East Timor was his first overseas deployment in 15 years of Army Reserve service. ”You train for so long. It’s good to go over and actually do the job for real,” said Scott, whose tasks included helping to run an orphanage.
”It was really good. It was a chance to do something that makes you feel like you’re making a difference.”
Running has been the link that has eased his transition back into civilian life.
A communications technician, he runs his owns business but also manages to squeeze in a five-kilometre run every day near his home in Vermont.
Mark’s training routine, thanks to the demands of his job as a partner in a St Kilda Road law firm, is somewhat lighter – 10 to 15 kilometres a week – but it was his idea to do the 14-kilometre City2Sea. ”I did Run for the Kids, and that’s 15 kilometres, so I should be able to do this,” he said.

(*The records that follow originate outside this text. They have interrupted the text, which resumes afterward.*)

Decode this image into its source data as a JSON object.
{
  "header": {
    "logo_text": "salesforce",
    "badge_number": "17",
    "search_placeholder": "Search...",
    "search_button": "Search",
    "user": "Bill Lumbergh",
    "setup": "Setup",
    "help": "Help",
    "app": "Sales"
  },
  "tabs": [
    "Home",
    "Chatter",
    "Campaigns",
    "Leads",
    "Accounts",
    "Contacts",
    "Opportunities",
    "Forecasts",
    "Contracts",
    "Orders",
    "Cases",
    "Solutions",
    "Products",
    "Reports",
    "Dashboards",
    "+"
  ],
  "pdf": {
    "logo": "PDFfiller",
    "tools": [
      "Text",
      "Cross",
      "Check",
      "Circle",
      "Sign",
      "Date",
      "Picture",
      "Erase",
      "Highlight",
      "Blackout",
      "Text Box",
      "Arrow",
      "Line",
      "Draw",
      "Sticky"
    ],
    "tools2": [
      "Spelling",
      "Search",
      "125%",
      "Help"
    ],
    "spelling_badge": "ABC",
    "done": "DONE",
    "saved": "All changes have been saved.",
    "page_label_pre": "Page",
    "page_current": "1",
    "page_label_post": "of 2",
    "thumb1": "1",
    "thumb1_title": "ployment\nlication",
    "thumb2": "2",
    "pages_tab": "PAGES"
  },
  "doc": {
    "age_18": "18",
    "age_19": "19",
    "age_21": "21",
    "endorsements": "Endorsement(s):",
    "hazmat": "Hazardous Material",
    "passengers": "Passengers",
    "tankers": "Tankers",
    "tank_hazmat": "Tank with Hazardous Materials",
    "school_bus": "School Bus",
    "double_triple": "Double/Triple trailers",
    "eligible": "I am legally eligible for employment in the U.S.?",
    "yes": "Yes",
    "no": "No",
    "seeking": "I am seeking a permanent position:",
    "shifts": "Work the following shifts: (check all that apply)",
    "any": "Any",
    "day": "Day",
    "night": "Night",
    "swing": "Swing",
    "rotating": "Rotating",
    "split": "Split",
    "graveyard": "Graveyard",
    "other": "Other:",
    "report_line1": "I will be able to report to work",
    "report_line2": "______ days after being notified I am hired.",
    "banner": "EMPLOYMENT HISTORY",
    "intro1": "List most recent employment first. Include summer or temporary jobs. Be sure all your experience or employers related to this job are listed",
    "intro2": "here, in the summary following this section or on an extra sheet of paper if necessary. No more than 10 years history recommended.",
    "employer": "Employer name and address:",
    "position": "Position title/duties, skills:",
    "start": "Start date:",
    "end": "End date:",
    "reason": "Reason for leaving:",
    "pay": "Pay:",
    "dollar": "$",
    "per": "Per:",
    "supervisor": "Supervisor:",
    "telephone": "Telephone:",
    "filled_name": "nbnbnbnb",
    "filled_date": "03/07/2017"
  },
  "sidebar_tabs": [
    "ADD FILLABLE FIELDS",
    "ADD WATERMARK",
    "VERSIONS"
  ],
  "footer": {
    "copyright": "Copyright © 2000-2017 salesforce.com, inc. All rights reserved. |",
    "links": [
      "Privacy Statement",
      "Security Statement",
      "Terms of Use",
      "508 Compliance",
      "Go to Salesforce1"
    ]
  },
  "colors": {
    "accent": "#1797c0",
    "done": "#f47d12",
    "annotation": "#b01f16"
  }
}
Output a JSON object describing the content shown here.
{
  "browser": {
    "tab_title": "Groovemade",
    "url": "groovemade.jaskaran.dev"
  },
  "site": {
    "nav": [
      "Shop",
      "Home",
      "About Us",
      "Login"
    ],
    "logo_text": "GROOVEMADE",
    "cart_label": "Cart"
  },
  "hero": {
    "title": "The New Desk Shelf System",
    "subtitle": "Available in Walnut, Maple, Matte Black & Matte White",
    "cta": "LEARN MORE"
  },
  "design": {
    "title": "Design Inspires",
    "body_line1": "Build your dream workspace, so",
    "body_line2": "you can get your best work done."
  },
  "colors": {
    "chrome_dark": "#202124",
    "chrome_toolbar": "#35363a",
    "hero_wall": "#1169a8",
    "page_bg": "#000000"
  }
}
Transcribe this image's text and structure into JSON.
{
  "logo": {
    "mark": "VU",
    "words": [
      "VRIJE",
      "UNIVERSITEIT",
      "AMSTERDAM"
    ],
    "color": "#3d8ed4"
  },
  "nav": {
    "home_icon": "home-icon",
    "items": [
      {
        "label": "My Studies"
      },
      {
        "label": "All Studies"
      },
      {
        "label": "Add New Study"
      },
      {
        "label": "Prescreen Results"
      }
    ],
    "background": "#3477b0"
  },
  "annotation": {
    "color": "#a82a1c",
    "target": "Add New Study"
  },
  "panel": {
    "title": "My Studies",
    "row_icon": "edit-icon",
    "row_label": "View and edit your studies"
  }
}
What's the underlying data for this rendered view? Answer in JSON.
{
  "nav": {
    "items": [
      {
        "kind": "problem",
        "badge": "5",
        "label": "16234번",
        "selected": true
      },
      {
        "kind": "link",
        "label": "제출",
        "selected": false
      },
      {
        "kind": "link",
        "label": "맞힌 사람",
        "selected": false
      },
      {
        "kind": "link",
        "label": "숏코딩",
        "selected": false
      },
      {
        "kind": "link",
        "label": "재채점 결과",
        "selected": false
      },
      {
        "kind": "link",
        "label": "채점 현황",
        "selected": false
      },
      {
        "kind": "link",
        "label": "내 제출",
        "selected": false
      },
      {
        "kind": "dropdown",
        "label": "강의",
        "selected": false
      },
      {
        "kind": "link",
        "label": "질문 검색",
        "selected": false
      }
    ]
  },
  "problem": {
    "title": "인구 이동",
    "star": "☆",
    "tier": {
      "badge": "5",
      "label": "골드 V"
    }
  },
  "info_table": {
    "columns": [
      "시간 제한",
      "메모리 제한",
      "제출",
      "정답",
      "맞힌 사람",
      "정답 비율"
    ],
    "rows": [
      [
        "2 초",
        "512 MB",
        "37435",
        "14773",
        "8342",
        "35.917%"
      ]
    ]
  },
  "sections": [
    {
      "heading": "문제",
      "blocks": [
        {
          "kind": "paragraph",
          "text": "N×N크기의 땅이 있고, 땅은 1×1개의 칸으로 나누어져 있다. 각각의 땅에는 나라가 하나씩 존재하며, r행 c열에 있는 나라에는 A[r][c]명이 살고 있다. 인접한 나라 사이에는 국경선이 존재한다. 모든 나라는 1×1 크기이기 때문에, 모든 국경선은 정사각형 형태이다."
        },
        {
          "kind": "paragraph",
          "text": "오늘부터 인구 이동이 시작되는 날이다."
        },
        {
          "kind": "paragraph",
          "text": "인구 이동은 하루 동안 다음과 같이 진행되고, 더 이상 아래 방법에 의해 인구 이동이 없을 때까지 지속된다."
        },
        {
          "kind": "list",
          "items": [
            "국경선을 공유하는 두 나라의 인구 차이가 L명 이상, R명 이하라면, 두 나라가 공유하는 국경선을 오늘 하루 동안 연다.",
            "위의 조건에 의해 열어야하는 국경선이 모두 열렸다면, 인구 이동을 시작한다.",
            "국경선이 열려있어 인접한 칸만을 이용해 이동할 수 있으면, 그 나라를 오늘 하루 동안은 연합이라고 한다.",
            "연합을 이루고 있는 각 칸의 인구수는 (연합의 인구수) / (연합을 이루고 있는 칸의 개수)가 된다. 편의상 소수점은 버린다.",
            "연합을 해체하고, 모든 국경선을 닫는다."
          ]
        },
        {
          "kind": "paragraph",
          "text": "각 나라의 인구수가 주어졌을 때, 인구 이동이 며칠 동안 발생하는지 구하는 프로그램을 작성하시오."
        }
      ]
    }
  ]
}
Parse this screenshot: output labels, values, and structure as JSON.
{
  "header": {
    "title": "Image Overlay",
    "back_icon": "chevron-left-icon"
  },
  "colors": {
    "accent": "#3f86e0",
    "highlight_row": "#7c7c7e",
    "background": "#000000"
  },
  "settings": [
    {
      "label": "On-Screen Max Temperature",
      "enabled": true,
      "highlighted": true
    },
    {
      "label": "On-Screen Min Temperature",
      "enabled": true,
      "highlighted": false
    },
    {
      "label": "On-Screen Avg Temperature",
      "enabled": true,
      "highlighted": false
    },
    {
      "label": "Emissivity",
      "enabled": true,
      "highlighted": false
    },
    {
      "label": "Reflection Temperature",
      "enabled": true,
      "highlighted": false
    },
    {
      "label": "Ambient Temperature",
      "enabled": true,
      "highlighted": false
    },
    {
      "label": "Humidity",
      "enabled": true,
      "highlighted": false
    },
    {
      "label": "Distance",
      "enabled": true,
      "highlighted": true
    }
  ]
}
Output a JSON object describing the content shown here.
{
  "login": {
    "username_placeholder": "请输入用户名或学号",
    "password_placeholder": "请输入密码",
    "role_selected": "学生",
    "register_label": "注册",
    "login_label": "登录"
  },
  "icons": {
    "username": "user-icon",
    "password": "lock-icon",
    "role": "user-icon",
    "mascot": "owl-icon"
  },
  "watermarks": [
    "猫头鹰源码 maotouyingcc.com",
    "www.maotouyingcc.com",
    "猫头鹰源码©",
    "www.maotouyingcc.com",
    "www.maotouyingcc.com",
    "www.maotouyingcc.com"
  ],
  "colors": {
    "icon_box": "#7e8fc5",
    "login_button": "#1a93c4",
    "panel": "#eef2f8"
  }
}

Mark, 35, has a connection with the armed services as well – he was the recipient of the Norman A. Smith Memorial Scholarship at Glen Waverley RSL, which helped fund his law studies. ”The Anzac spirit really resonates with both of us,” said Mark. ”The concept of friendship and sacrifice and recognising that people have made significant sacrifice for the freedoms we enjoy certainly means something to us. I certainly took it far more seriously having a brother who was serving.”
At 7.45am, 15 minutes before the race starts, there will be the RSL’s usual commemoration ritual, featuring The Ode, the Last Post, the silence and reveille.
The full minute’s silence will come at 11am in St Kilda’s Catani Gardens, where the run finishes.
”I just hope I’ve finished the run by 11 o’clock for the minute of silence,” said Mark.
■ For details on The Sunday Age City2Sea presented by Westpac, on November 11, visit thecity2sea南京夜网.au
This story Administrator ready to work first appeared on Nanjing Night Net.